Can I use os.system() or subprocess.call() to execute a Python program on a webserver?

I mean can I write these functions in a .py script and run it from a web browser and expect the program to be executed?

Thanks a lot.

EDIT: Sorry for all the confusion, I am giving you more background to my problem.

The reason I am trying to do is this. I have a Python program that accepts an XML file and returns me TTF file. I run that program in terminal like this:

ttx somefile.xml 

After which it does all the work and generates a ttf file. Now when I deploy this script as a module on web server. I use a to allow user to browse and select the XML file. Then I read the file data to temporary file and then pass the file to the module script to be executed like this:

ttx.main([temp_filename]) 

Is this right way to do it? Because at this point, I don't get any error in the log or in browser. I get blank screen.

When this didn't work, I was going to try os.system or subprocess.call

You do not use os.system or subprocess.call to execute something as a cgi process.

Maybe you should read the Python cgi tutorial here:

http://www.cs.virginia.edu/~lab2q/

If you want your cgi process to communicate with another process on your local machine, you might want to look at "REST frameworks" for Python.

Yes, I do it all the time. Import as you would do normally, stick your .py in your cgi-bin folder and make sure the server is capable of handling python.

Another option would be to simply create an application on Google's App Engine. That gives you oodles of resources and APIs for Python execution.

http://code.google.com/appengine

So long as your server is configured to run CGI scripts (Apache's documentation for that is here , for example), yes, you can execute a python script from a webserver. Simply make sure the script is in the appropriate cgi-bin/ directory and that the file has executable permission on the server.

With regards to your comments:

  1. You can, if you really want, explicitly allow other folders on the server to run executable code. I don't know what server you're using, but on Apache this is done by setting Option +ExecCGI for the folder you want. Again, see the docs I linked to.
  2. You need to give an absolute path with respect to the server. As an example, a site I develop has the layout: /public_html/cgi-bin/ When I want to access .cgi or .py files, the url for the site is something like http://chess.narnia.homeunix.com/cgi-bin/index.cgi . You can also set up re-directs to certain files if you want.
  3. One way to pass parameters through your browser is to append them to the URL like an HTTP POST method. Here's a good example of doing that.

Is that what you were looking for with your question, or did you want to actually invoke the python script with os.system() ?

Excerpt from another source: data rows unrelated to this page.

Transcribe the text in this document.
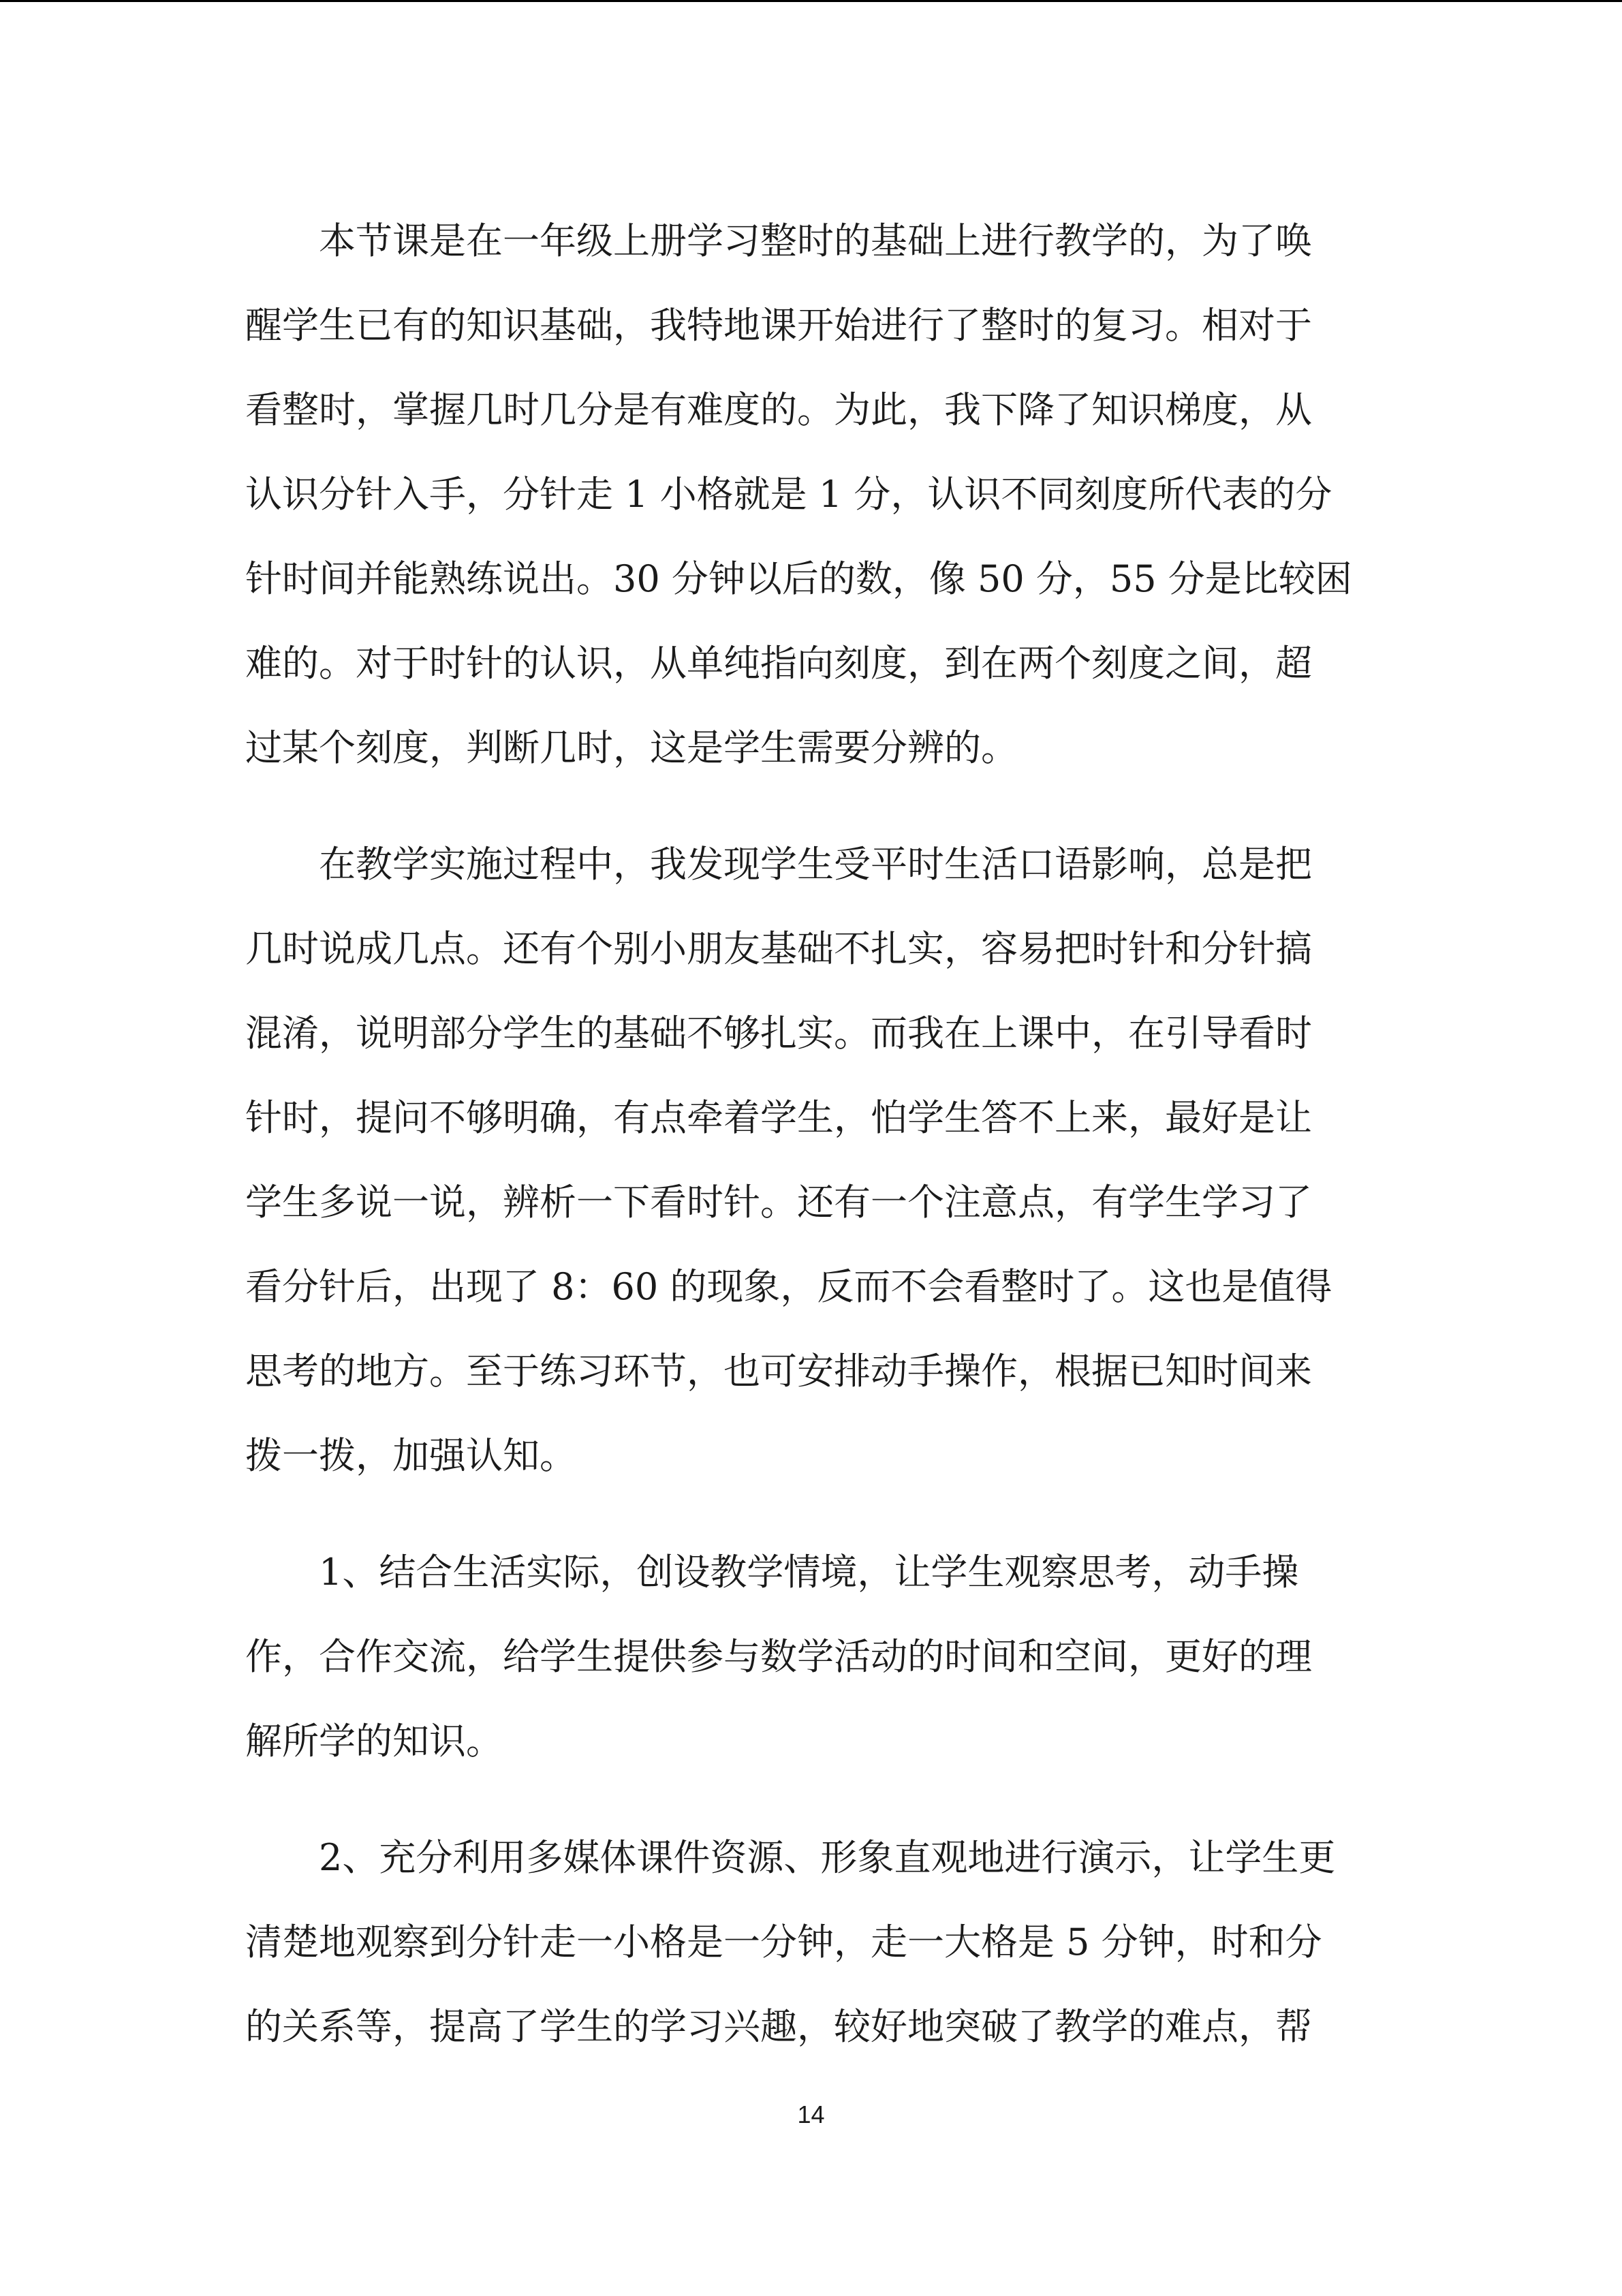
　　本节课是在一年级上册学习整时的基础上进行教学的，为了唤
醒学生已有的知识基础，我特地课开始进行了整时的复习。相对于
看整时，掌握几时几分是有难度的。为此，我下降了知识梯度，从
认识分针入手，分针走 1 小格就是 1 分，认识不同刻度所代表的分
针时间并能熟练说出。30 分钟以后的数，像 50 分，55 分是比较困
难的。对于时针的认识，从单纯指向刻度，到在两个刻度之间，超
过某个刻度，判断几时，这是学生需要分辨的。
　　在教学实施过程中，我发现学生受平时生活口语影响，总是把
几时说成几点。还有个别小朋友基础不扎实，容易把时针和分针搞
混淆，说明部分学生的基础不够扎实。而我在上课中，在引导看时
针时，提问不够明确，有点牵着学生，怕学生答不上来，最好是让
学生多说一说，辨析一下看时针。还有一个注意点，有学生学习了
看分针后，出现了 8：60 的现象，反而不会看整时了。这也是值得
思考的地方。至于练习环节，也可安排动手操作，根据已知时间来
拨一拨，加强认知。
　　1、结合生活实际，创设教学情境，让学生观察思考，动手操
作，合作交流，给学生提供参与数学活动的时间和空间，更好的理
解所学的知识。
　　2、充分利用多媒体课件资源、形象直观地进行演示，让学生更
清楚地观察到分针走一小格是一分钟，走一大格是 5 分钟，时和分
的关系等，提高了学生的学习兴趣，较好地突破了教学的难点，帮
14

I've done it quite a bit in classic ASP on IIS 5 and above. I would have the ASP engine execute python code (instead of, eg, vbscript (hearkening back to the old days, here)). Behind those asp pages would be python modules written in straight python that could be imported and could execute pretty much arbitrary code. As others have mentioned, the effective user needs to have execute permission on the thing you're trying to execute.